In this work, we have presented a computational method, DeepSacon, for predicting both solvent accessibility and contact number of proteins by using a deep learning network and employing sequence-derived features, including evolution related features, structure related features, and amino acid related features. The deep learning network is built based on stacked auto-encoder and a dropout method to further improve the performance and reduce the overfitting. DeepSacon provides current state-of-the-art prediction accuracy for solvent accessibility as well as contact number. For solvent accessibility, its Q 3 accuracy reached 0.70 on the 5279 training set and 0.68 on the CASP11 dataset.
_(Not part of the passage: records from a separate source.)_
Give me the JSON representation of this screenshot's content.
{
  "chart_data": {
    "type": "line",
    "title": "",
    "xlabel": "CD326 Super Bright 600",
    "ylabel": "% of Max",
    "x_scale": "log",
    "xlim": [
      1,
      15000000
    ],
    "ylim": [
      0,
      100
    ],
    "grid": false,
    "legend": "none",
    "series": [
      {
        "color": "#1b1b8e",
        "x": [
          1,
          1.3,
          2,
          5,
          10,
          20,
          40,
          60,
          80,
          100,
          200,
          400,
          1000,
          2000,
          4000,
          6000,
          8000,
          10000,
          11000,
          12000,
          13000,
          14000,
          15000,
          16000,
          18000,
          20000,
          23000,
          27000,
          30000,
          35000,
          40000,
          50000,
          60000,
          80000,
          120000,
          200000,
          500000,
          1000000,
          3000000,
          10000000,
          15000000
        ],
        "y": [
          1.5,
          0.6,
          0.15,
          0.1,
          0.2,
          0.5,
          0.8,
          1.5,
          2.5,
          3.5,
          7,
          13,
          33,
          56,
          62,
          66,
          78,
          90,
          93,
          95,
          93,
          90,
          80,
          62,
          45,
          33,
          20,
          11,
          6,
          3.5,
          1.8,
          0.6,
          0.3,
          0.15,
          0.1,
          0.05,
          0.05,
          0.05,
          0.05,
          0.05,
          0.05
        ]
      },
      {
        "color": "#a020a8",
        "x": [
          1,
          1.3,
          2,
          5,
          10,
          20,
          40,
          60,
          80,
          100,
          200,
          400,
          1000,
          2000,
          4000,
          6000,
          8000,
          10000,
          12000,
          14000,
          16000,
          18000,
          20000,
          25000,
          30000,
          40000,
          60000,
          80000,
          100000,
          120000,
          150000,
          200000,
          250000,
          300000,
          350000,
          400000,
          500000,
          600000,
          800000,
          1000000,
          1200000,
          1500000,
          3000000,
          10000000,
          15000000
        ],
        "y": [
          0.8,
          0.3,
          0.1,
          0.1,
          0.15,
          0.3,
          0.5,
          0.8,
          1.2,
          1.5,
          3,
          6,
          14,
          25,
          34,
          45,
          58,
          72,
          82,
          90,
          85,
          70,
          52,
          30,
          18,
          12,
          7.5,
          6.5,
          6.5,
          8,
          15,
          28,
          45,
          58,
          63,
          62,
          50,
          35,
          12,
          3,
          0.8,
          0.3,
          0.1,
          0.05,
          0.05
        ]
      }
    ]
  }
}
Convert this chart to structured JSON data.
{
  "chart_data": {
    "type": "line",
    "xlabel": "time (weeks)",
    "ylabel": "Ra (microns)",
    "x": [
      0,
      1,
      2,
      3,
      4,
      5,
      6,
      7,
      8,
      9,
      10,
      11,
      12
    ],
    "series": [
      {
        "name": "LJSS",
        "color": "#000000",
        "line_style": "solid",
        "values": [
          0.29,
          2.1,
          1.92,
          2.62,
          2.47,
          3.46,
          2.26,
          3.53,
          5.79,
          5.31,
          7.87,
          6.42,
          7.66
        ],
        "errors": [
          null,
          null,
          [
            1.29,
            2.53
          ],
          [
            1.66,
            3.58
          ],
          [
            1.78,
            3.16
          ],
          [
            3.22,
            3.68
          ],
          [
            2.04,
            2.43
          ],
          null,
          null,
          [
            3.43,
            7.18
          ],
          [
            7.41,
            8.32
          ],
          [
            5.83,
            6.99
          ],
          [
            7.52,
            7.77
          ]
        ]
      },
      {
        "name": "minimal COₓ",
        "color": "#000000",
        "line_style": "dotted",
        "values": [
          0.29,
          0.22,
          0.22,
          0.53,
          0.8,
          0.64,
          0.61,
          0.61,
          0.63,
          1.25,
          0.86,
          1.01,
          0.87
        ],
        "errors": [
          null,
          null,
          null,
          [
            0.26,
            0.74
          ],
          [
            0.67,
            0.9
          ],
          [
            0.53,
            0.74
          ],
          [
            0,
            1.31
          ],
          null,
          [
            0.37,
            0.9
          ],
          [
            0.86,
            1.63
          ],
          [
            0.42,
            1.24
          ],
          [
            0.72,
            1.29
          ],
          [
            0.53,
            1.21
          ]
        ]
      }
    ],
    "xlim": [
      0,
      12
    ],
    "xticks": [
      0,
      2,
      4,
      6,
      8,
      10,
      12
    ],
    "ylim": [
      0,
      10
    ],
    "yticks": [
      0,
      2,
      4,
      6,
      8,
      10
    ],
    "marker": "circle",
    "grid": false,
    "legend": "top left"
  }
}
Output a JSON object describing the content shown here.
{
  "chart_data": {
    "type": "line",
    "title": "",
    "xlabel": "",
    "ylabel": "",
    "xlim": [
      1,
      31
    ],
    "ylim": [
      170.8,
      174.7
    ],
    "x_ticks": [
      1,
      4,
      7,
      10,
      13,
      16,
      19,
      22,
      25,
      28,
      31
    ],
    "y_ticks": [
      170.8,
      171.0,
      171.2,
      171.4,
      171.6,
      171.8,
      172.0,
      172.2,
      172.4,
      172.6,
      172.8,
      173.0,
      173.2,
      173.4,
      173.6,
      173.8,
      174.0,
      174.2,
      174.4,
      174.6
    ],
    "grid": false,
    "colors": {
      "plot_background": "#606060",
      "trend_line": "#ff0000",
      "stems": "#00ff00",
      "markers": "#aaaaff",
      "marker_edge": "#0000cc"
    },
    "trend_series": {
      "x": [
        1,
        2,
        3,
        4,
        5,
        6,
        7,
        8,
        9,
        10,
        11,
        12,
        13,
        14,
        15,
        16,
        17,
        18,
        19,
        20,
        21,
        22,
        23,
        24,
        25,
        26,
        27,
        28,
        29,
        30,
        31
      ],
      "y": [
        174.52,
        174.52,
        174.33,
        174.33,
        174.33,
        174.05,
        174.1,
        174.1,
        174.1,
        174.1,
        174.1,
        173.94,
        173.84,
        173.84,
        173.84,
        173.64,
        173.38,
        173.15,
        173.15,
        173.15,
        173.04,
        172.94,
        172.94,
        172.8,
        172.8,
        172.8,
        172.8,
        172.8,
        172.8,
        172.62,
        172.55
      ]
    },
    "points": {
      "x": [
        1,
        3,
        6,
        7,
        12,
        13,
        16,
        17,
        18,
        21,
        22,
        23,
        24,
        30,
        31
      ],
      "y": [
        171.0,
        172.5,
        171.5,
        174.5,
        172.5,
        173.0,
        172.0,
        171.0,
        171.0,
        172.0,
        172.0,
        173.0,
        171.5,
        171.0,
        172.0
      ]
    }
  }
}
For contact number, It achieved Q 15 accuracy of 0.33 and 0.31, PCC of 0.74 and 0.68 on training set and CASP11, respectively.

We also compared DeepSacon with traditional machine learning methods such as support vector machines and neural networks. Experimental results indicated DeepSacon has several obvious advantages such as the ability of automatically learned high-level features and stronger generalization capability.

Actually, accurate homology structure information is of crucial importance to structural characteristics prediction. Unfortunately, the number of proteins with completely homology structure information is far less than that with unknown homology structure information. Since DeepSacon can predict the solvent accessibility and contact number from simple primary sequences in the absence of protein structures, it has more extensive applications. Moreover, our work provides a complementary and useful approach towards the more accurate prediction of other structural properties.